Dating back to ancient Greece, people thought rabbits could reproduce as virgins, according to Catholic Answers. This belief persisted until early medieval times, when the rabbit became associated with the Virgin Mary. It was during the medieval period that rabbits began appearing in illuminated manuscripts and paintings where Mary was depicted, serving as an allegorical illustration of her virginity.
The rabbit was then popularized as a symbol of the season by German Protestants. In their earliest folklore, the Easter Bunny came to hide decorated eggs for well-behaved children.
The Easter Bunny followed German immigrants to the American colonies in the 18th century and the folklore spread. Children made nests for the bunny’s eggs, which evolved into decorated baskets.
The notion of the Easter Bunny as a pagan symbol developed in 1835, when Jacob Grimm suggested it came from primitive German pagan traditions. However, there is no evidence of this.

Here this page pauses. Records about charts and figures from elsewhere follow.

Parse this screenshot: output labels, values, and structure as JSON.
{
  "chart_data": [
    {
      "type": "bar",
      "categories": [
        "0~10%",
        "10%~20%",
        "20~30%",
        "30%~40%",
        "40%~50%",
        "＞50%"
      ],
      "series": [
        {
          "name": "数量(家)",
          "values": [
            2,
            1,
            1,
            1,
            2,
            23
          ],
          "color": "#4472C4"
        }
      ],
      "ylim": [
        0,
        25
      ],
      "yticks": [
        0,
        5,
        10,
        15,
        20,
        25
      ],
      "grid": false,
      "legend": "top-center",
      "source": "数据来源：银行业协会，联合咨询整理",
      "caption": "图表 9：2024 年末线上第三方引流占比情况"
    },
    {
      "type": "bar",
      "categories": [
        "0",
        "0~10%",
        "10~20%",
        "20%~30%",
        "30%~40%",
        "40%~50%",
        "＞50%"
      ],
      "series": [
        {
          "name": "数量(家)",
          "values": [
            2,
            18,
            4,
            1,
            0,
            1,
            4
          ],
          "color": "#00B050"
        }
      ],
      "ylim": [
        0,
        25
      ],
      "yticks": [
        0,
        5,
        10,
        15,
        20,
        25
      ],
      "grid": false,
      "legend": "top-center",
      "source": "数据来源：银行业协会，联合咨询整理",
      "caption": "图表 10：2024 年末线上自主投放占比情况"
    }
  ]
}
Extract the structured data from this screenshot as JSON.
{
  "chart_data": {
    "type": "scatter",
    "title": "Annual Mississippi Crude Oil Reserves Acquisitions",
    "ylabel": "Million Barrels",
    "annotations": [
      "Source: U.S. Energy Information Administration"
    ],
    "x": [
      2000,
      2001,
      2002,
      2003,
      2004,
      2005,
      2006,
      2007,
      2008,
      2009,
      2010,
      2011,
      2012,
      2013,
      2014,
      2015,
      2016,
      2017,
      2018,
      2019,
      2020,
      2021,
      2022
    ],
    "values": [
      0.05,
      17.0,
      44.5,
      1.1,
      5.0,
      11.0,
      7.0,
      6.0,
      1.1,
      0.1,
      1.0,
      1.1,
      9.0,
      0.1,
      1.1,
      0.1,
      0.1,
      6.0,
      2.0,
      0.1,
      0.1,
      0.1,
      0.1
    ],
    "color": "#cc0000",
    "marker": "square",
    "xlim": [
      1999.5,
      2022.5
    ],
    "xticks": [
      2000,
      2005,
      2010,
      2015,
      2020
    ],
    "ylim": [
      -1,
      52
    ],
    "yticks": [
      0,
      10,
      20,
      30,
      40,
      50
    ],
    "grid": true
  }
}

Eggs are another ancient symbol of fertility and life, and the Easter egg has Christian origins also dating back to the middle ages.
Lenten observations of the medieval period were stricter than they are today. According to Pope St. Gregory (d. 604), “We abstain from flesh, meat, and from all things that come from flesh, as milk, cheese, and eggs.”
After following strict abstinence for the 40 days of Lent, people broke the fast on Easter with an assortment of celebratory treats, including eggs. In fact, medieval people boiled their eggs to help preserve them during the 40 days. This allowed them to dye and paint the eggs and give them as gifts.
Several stories explaining the custom of coloring eggs center on Mary and a basket of eggs. In one version, Jesus’ blood dyes the eggs red. In another, Mary’s tears fall on the eggs and spot them with color.
Another important point of symbolism connects the egg to the resurrection. Just as the baby chick pecks its way out of its shell during birth, Christ emerged from the tomb to new and everlasting life.
The custom of placing Easter eggs in a basket also arises from Christian traditions.
Dating back thousands of years, people packed large baskets of goodies and gathered as a community to celebrate Christ’s resurrection following 40 days of fasting.
In early Christian times, the Easter feast was served in churches. The baskets of food, including many of the delicacies given up during Lent, were taken to the church and blessed by the priest before being served.
Today’s modern-day Easter basket, filled with chocolate bunnies and colorful eggs, came from this custom.
As one of the very first flowers to bloom each spring, the lily became known as the “Easter lily.” In Christian iconography, white lilies are a symbol of purity and holiness.
There is also a traditional story that tells how the Easter lily originated in the Garden of Eden. As Eve was leaving the garden, it is said that she cried teardrops of repentance that fell and bloomed into lilies.
Now the Easter lily represents Christ’s resurrection, a new season and a new birth, such as when one comes to Christ.
Lamb of God
Another special animal, and food, that is an integral part of Christianity and Easter is the lamb.
Connections date back to Biblical times, when the Jewish people sacrificed a lamb for Passover during the time of Moses. Christ is the new Paschal lamb, who was sacrificed for our sins.
In the Middle Ages, lamb was the customary meat eaten on Easter, and was the main course for the Holy Father’s Easter dinner.
It is still the main meal on Easter Sunday in many parts of eastern Europe. In other areas, figures of a lamb made of butter, pastry, or sugar have been substituted for the meat, forming Easter table centerpieces.
In the early Church, people who were baptized during the Easter Vigil wore white garments at the baptism and throughout the week. White clothing symbolized that the person was freed from sin and reborn in baptism. Those who had already been baptized did not wear white, but customarily wore new clothes as a symbol that they had risen to new life through the prayer, fasting, and penances of Lent.
Each of the Easter traditions reflects the Christian celebration not just of new life, but new life in Christ.